Страница 6 из 248
Машинопись включает более 700 листов, отпечатанных с обеих сторон по правилам дореформенной орфографии. Первые три части имеют рукописную правку, предположительно рукой самого Гурко, части 4–6 лишены такой правки, можно заключить, что они печатались с рукописи уже после смерти Гурко. Некоторые характерные ошибки (пунктуация в русском тексте по правилам английского синтаксиса: ошибки в согласовании членов предложения; передача «0», выступающей в качестве инициала, как «О» и т. п.) заставляют думать, что, хотя переписчик безусловно очень хорошо владел русским языком, он не был для него родным. Такого рода погрешности, если текст допускает однозначное толкование, исправляются в настоящем издании без специальных оговорок. Гурко в годы революции лишился архива, о чем весьма сожалел, и писал по памяти, освежая ее публиковавшимися в то время материалами, за появлением которых внимательно следил. Тем не менее в тексте имеется некоторое число ошибочных датировок известных событий, которые в таких случаях также исправляются без специальных оговорок.
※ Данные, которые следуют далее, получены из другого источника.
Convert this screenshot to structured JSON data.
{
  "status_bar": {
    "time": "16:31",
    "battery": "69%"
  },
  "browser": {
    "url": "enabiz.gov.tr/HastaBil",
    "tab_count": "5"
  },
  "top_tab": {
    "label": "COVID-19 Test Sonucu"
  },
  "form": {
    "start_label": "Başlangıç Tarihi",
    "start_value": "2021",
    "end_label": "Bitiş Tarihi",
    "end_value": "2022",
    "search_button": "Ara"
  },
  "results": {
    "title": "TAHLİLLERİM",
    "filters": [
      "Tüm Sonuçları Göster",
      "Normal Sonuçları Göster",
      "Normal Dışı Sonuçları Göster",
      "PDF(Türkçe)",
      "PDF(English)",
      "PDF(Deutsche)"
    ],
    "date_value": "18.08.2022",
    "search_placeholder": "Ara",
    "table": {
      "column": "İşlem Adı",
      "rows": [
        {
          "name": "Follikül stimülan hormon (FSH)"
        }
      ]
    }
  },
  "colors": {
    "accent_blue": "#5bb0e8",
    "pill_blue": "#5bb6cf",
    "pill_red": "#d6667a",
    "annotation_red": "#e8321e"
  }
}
Воспоминания печатаются в соответствии с современной орфографией. Текст воспроизводится полностью, все отточия принадлежат автору. При подготовке текста было унифицировано написание ряда слов (например, «с. р-ы» и «эсеры») и в некоторых случаях устранены сложные инверсии, затрудняющие восприятие длинных периодов. Утраченные слова и части слов восстановлены по смыслу.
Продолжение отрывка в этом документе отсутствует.